This section is from the book "A Treatise On Beverages or The Complete Practical Bottler", by Charles Herman Sulz. Also available from Amazon: A Treatise On Beverages.
Solutions of vanillin are probably the most convenient and practical preparations the carbonator can prepare. Estimating that the yield of vanillin from vanilla bean is but one and one-half per cent, as stated, then one pound of vanilla bean will contain 115.2 grains of vanillin; assumed that the yield will even be two and one-half per cent., then 192 grains of vanillin per pound could be obtained. In the mean the yield would be 153.6 grains per pound of vanilla bean. As the artificial vanillin, when properly prepared, is perfectly equal in aroma to natural vanillin, and as it is much cheaper than the corresponding quantity of vanilla bean or the natural or true vanillin, it is economical to employ the artificial product, which is freely soluble in alcohol. The crystals of vanillin dissolve but slowly in twenty-five per cent, alcohol, but almost instantly in strong alcohol, which solution may then be diluted without change.
Tincture of Vanillin. - Artificial vanillin, one ounce; alcohol of 95°, two pints. Dissolve the vanillin crystals in the alcohol, then dilute by adding six pints of water to make one United States gallon.

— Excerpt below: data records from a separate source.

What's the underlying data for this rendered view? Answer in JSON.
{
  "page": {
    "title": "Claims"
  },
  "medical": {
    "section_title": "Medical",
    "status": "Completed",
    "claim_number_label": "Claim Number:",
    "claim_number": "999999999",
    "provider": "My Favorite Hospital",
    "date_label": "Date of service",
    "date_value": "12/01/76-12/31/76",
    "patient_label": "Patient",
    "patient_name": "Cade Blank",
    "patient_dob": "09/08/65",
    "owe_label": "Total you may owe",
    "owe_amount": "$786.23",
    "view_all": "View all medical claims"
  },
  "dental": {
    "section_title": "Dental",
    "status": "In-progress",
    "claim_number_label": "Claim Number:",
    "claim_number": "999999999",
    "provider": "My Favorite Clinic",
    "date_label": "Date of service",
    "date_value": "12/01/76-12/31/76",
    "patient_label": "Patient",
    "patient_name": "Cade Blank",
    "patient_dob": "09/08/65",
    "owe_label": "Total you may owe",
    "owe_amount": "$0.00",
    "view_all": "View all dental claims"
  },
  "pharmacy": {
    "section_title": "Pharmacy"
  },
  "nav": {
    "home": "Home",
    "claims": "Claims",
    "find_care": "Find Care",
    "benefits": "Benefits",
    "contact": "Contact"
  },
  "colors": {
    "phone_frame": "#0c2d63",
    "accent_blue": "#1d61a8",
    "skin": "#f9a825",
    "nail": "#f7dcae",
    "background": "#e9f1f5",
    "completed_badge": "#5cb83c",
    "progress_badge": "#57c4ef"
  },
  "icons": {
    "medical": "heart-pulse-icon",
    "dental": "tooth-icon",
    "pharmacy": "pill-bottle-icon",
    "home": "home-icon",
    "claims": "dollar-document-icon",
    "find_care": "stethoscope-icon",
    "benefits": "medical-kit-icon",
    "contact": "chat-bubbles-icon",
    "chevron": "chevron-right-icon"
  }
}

Tincture of Vanillin and Coumarin. - Artificial vanillin, six drachms; coumarin, two drachms; alcohol of 95°, two pints. Dissolve and dilute as before to make one gallon of tincture.
Compound Tincture of Vanilla Flavor. - To the artificial flavor prepared after Formula I. or II. add about two to four drachms of each soluble essence of cinnamon or cassia, which produces a nice combination of aromas.